Talmud succah states that a succah must have a minimum of 3 sides. Can a person build a 3-sided pyramid, but rather than a "full" pyramid, where all the sides meet at the same point at the top, let's say, there's a small triangle (say 9 square inches in area) on top and schach is placed there. Is this permitted?

Two possible problems, perhaps:

  • Do all the walls need to be perpendicular to the ground?
  • What is the minimal area required for a valid roof for the succah? Is 9 sq. in. too small?
  • Well the minimum area of a sukkah is large enough for someone to fit his head and most of his body inside and the gemara in Sukkah (or maybe just Rashi, I don't remember) repeatedly mentions that the skhakh basically is the sukkah. So I would imagine that the skhakh must be at least that area.
    – Daniel
    Sep 18, 2015 at 17:21

2 Answers 2


The Gemara in Sukkah (I believe in the daf is in the high-teens) discusses a halachic principle of dofen akuma (a bent wall). The case is slightly different from your scenario, but I think still applies. The Gemara's case is when there is a bit of roofing that is not kosher for skhakh separating the walls and the kosher skhakh. Normally the maximum distance between a wall and the skhakh is 3 tefachim. If the distance is greater than that, the sukkah is pasul. But if you have some non-kosher roofing material connecting the wall to the skhakh, it is considered as if that roofing material is actually part of the wall (so the wall goes vertically up to the roof and then horizontally to the skhakh).

In that case, the sukkah is kosher; however, those inhabiting the sukkah must sit directly under the kosher skhakh. One does not fulfill his obligation for dwelling in the sukkah sitting under the "bent wall."

I think this clearly applies to your case where we don't have to go through any mental gymnastics to explain that the invalid roofing is actually a horizontal wall. In your case, we are talking about actually sitting under a wall and the halakha should apply the same. The sukkah is kosher, but one must be careful to sit under the actual skhakh.

As far as the minimal area, the gemara says on daf 2b that the minimal area of a sukkah is large enough to fit one's head and most of his body.
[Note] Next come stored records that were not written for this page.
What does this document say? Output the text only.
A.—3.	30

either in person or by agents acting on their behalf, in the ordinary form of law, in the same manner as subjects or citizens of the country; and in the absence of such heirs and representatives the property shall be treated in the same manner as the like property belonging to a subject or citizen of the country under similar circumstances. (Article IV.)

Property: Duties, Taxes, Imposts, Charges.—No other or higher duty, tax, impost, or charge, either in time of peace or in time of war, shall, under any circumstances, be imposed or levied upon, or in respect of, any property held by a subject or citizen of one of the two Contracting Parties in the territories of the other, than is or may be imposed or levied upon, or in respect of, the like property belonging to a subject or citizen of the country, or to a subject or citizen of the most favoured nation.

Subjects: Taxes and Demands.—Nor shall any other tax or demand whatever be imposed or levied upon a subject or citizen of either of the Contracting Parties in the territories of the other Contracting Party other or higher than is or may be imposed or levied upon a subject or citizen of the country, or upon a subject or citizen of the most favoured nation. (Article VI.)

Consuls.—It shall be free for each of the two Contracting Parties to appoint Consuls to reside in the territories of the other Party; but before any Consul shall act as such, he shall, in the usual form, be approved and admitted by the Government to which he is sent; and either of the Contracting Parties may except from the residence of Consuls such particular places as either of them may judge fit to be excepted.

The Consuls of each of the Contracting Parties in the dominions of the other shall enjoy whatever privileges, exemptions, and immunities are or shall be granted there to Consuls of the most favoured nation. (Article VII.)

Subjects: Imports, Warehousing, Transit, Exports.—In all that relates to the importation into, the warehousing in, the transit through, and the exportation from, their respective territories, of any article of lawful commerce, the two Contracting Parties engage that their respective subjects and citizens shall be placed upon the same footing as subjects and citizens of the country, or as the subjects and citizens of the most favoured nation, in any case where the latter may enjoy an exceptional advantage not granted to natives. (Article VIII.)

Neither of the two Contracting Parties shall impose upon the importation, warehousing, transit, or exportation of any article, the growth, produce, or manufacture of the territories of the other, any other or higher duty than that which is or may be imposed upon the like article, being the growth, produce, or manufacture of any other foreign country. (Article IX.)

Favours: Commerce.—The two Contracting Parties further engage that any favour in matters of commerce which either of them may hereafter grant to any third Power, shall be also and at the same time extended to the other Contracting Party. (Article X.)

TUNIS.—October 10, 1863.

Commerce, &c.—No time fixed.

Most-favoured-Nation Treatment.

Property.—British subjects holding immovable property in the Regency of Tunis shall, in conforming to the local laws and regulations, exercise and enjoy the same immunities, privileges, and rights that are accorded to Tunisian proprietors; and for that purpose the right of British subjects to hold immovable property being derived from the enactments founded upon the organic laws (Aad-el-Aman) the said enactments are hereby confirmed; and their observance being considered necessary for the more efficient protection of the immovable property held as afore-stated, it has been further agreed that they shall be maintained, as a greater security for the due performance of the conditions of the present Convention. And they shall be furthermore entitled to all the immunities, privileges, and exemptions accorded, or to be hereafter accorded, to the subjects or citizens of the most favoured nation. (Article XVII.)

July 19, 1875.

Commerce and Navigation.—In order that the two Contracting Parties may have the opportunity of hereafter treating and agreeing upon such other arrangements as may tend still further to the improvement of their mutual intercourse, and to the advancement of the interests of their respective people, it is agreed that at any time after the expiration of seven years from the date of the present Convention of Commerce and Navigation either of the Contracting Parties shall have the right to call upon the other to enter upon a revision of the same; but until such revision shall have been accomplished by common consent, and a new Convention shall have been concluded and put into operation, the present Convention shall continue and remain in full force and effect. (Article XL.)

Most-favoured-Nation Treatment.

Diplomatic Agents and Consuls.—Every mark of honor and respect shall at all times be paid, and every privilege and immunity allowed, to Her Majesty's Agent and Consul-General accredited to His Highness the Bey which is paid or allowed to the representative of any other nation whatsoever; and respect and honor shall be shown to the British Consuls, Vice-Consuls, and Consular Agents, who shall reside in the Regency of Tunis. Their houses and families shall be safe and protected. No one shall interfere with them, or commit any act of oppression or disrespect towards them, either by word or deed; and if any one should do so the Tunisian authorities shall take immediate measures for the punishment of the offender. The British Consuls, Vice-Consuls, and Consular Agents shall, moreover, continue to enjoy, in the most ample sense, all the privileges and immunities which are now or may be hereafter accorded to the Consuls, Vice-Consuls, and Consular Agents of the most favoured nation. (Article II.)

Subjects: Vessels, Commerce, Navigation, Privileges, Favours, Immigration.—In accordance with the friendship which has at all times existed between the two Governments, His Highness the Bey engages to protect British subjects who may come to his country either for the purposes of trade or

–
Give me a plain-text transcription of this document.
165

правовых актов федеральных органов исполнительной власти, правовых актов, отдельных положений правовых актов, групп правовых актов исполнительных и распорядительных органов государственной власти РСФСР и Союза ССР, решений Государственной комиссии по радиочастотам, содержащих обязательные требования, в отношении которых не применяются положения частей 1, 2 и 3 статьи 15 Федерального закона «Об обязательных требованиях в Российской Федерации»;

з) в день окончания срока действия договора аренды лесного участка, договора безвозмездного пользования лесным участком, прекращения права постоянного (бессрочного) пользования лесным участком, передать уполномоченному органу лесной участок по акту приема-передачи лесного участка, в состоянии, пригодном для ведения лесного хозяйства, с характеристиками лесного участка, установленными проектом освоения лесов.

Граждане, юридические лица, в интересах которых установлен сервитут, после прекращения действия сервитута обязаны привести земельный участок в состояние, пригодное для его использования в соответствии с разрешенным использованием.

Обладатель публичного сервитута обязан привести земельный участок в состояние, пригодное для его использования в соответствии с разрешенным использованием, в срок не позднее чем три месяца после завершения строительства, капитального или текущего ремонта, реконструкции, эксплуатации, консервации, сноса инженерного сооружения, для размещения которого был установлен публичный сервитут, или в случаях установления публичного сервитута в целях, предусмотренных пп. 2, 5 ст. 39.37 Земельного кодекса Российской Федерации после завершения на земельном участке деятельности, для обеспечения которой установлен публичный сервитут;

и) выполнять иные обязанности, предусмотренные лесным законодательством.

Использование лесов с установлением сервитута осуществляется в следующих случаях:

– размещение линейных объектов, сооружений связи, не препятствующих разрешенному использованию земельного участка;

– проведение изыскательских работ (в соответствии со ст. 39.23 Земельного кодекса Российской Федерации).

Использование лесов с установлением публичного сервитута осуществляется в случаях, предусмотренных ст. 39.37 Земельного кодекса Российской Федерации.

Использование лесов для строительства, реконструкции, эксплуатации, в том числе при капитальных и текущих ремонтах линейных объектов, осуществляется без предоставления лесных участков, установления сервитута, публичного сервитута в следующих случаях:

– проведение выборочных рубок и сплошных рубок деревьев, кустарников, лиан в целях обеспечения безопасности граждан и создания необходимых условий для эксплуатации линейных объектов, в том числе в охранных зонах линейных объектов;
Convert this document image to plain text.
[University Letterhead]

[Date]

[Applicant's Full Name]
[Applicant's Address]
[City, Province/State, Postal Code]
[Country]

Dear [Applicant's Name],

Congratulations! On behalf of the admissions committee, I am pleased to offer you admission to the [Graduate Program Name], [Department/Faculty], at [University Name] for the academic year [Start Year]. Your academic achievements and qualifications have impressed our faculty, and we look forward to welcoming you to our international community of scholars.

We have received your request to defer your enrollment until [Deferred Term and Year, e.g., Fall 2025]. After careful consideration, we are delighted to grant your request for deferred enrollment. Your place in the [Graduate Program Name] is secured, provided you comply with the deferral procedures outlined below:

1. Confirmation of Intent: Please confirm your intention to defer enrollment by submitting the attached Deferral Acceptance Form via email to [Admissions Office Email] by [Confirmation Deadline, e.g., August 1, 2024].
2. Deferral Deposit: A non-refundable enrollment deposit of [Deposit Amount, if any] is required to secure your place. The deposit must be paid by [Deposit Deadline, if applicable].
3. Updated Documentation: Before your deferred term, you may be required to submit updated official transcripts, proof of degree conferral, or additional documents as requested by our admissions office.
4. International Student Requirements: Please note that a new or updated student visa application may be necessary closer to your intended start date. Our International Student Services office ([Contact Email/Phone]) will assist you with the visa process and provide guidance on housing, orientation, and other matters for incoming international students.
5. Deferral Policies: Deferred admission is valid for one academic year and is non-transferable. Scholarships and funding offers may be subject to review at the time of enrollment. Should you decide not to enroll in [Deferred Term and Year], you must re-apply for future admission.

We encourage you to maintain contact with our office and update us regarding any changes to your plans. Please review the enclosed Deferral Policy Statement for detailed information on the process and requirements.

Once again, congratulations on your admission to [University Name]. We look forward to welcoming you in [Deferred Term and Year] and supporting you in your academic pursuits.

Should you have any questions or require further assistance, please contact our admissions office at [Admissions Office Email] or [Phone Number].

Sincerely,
Rashi repeatedly mentions that a sukkah is called a sukkah in the first place because of the skhakh and therefore implies that the skhakh is the ikkar of the sukkah. Therefore, I think that the minimum area of the skhakh would be large enough to fit one's head and most of his body.


If you can fit a 7x7x10 Succah inside the walls it should be fine. This is similar to the round Succah mentioned in Succah 7b, which has this requirement. And it is also a case of slanted roof which was discussed here.